Responses from an in-depth survey of more than 5,400 business executives, who are asked to assess the situation in their own countries, are also taken into consideration.

Taiwan maintained its 9th-place ranking in the government efficiency category, but slipped in the other three categories, falling to 15th from 11th in economic performance, to 16th from 14th in business efficiency, and to 19th from 18th in infrastructure.

Arturo Bris, director of the IMD World Competitiveness Center, said Taiwan's fundamentals were little changed from the previous year but its overall ranking was dragged down by a "significant decline in GDP growth."

The challenge for Taiwan, like many other Asian economies, Bris said, is where it goes next.

"Taiwan needs to find its own strategy. Taiwan still needs to rely on its big neighbor (China), and this is unfortunately what is happening all over the world.

"But Taiwan needs to find a sector, activity, a driver of growth that will make it competitive vis-a-vis mainland China," Bris said, suggesting such possibilities as tourism, IT infrastructure, and construction services.

Taiwan needs to find strengths that will "allow its people to compete with mainland China without giving up the uniqueness of the Taiwanese economy," he said, but felt that with its rich talent pool and free market and democratic environment, Taiwan "can compete with China on many fronts."

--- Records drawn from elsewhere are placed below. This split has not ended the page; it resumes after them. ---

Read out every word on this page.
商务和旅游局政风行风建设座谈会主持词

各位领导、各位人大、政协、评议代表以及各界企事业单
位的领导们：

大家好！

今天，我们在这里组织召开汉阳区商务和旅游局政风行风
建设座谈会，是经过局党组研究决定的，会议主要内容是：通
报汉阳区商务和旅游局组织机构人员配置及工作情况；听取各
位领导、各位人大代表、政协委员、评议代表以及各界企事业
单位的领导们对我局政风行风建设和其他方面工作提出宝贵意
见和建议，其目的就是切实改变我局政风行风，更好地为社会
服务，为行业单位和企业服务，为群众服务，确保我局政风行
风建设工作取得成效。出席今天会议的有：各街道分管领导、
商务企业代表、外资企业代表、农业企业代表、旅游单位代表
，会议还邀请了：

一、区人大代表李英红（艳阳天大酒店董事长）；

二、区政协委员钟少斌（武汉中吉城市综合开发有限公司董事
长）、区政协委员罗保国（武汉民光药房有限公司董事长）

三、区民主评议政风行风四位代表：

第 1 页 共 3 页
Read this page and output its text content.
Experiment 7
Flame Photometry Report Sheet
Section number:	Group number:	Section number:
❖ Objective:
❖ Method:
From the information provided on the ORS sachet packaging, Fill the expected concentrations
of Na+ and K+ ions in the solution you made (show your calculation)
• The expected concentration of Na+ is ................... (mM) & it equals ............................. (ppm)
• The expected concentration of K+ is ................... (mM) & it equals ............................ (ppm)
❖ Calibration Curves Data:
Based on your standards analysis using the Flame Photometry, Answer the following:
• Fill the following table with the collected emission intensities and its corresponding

Bris said the big headline of this year's competitive report was that most Asian economies, with few exceptions, fell in the rankings, which he believed is because "they need to find what is the next step."

In response to the report, the Ministry of Economic Affairs said it will promote five innovative industries touted by Taiwan's new government and also diversify export markets and carry out a "New Southbound Policy."

Kao Shien-quey (???), deputy chief of Taiwan's National Development Council, said Taiwan's economic performance was lackluster due to the sluggish world economy.